STAG is another REIT, which focuses on the industrial sector. Its portfolio includes more than 500 buildings in 40 states, including warehouses and light manufacturing facilities, and has an occupancy rate of 97%. It has grown over time from acquisitions, and has focused more in recent years on multi-tenant properties. During the third quarter STAG acquired six buildings in Massachusetts and Georgia for $113.0 million with an occupancy rate of 100.0% upon acquisition.

Why STAG Is A Top Choice

This is a much smaller company than Realty Income, with fewer than 100 employees. Its stock price has been easing since this past summer. However, this is a long-term focused article, and monthly dividends from companies of sufficient size and quality are tough to find. So this one makes the grade with me, given its longer-term history of growth and profitability. For investors who are in the monthly dividend mindset, that more than 4% annual dividend yield likely offsets intermittent price turbulence.
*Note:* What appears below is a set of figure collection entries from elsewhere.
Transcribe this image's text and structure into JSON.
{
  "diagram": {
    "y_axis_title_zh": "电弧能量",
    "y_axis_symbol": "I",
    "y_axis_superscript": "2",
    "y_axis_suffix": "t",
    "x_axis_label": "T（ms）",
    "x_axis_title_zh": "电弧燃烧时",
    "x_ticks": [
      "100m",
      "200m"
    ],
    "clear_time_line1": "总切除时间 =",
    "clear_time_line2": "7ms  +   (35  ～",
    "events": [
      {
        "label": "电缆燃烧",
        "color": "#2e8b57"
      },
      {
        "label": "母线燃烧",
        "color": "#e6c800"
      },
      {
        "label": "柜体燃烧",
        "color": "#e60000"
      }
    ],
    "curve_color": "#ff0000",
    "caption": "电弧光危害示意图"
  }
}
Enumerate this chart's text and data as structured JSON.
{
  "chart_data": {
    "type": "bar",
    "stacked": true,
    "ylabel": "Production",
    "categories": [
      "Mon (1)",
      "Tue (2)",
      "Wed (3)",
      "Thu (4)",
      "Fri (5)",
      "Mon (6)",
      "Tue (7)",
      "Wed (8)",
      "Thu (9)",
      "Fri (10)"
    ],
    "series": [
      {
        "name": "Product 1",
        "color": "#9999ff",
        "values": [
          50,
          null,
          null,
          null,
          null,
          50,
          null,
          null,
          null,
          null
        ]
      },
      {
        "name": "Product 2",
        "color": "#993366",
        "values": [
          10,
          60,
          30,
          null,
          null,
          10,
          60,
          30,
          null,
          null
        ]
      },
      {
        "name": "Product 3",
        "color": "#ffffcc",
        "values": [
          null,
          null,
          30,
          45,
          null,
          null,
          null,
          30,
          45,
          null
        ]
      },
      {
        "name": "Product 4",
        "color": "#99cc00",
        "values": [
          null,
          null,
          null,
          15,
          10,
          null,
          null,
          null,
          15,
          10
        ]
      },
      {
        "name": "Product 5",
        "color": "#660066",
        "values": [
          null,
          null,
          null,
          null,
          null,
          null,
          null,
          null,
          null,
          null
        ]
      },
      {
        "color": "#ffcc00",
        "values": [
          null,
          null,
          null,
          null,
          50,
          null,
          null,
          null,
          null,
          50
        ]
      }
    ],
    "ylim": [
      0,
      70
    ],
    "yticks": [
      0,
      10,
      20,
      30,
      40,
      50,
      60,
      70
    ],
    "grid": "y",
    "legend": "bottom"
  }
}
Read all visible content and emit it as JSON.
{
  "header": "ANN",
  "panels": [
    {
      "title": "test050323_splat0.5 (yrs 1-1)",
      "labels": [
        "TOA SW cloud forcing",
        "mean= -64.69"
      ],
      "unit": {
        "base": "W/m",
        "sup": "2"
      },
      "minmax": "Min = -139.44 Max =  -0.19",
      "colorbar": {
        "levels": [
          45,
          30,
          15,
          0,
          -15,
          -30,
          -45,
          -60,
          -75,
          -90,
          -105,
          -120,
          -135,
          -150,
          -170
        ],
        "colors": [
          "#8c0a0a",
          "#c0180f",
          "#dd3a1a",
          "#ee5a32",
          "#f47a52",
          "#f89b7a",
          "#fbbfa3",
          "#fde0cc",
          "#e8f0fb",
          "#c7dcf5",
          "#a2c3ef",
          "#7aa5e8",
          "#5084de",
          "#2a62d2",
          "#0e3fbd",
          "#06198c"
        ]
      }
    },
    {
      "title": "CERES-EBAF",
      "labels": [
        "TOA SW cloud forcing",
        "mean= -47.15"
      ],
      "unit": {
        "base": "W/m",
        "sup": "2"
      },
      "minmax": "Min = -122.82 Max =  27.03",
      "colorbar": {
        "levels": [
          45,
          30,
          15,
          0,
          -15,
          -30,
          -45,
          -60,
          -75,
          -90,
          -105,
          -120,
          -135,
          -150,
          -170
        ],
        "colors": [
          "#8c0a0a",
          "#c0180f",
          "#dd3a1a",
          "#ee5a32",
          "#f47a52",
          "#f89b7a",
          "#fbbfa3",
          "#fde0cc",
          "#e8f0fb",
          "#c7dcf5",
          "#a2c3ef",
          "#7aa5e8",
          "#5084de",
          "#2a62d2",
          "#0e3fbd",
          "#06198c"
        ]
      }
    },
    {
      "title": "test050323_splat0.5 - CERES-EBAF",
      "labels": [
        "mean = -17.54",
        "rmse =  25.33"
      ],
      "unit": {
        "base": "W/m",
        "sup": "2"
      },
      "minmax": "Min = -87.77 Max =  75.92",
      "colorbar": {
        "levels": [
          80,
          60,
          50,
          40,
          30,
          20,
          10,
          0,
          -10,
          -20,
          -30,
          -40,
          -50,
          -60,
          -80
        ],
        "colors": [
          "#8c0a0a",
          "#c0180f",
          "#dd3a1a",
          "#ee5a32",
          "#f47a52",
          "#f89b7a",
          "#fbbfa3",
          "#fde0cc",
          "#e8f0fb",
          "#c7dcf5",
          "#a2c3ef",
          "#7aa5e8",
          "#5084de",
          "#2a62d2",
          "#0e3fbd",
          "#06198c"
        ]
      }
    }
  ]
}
That said, every investor has to decide for themselves just how much of a long term versus short term tradeoff they can accept in the pursuit of stable portfolio income.

3. Main Street Capital (MAIN)

Business Overview

The last one on my list is not a REIT, but a business development company stock. Houston-based Main Street Capital specialties in lending to lower middle market companies. They get the call when a business needs assistance with management buyouts, refinancing and other corporate financial adjustments. MAIN provides “one stop” financing for businesses such as air freight companies, auto component makers, healthcare equipment companies and a range of other types across a diverse set of industries which tend to be populated by smaller firms.

Why MAIN Is A Top Choice

This is another public company with only about 100 employees, which means that it is not likely overstaffed. Business development companies (BDCs) have done well in recent years, but can be cyclical, given the nature of their business. The nearly $3.00 per share annual dividend appears to be well-covered by the income the company generates, though a major recession could threaten that. Overall, the reward versus the risk seems above average here, and that monthly dividend certainly adds to the attractiveness.

Bottom Line

In the U.S. stock market, dividends typically mean receiving a payout every three months. However, for those who want to consider companies who dole out the cash a dozen times each year, these three are a good start for further research. The pickings are fairly slim in this area, but as with any investment decision, there are many angles from which to analyze and assess what is most comfortable for each investor.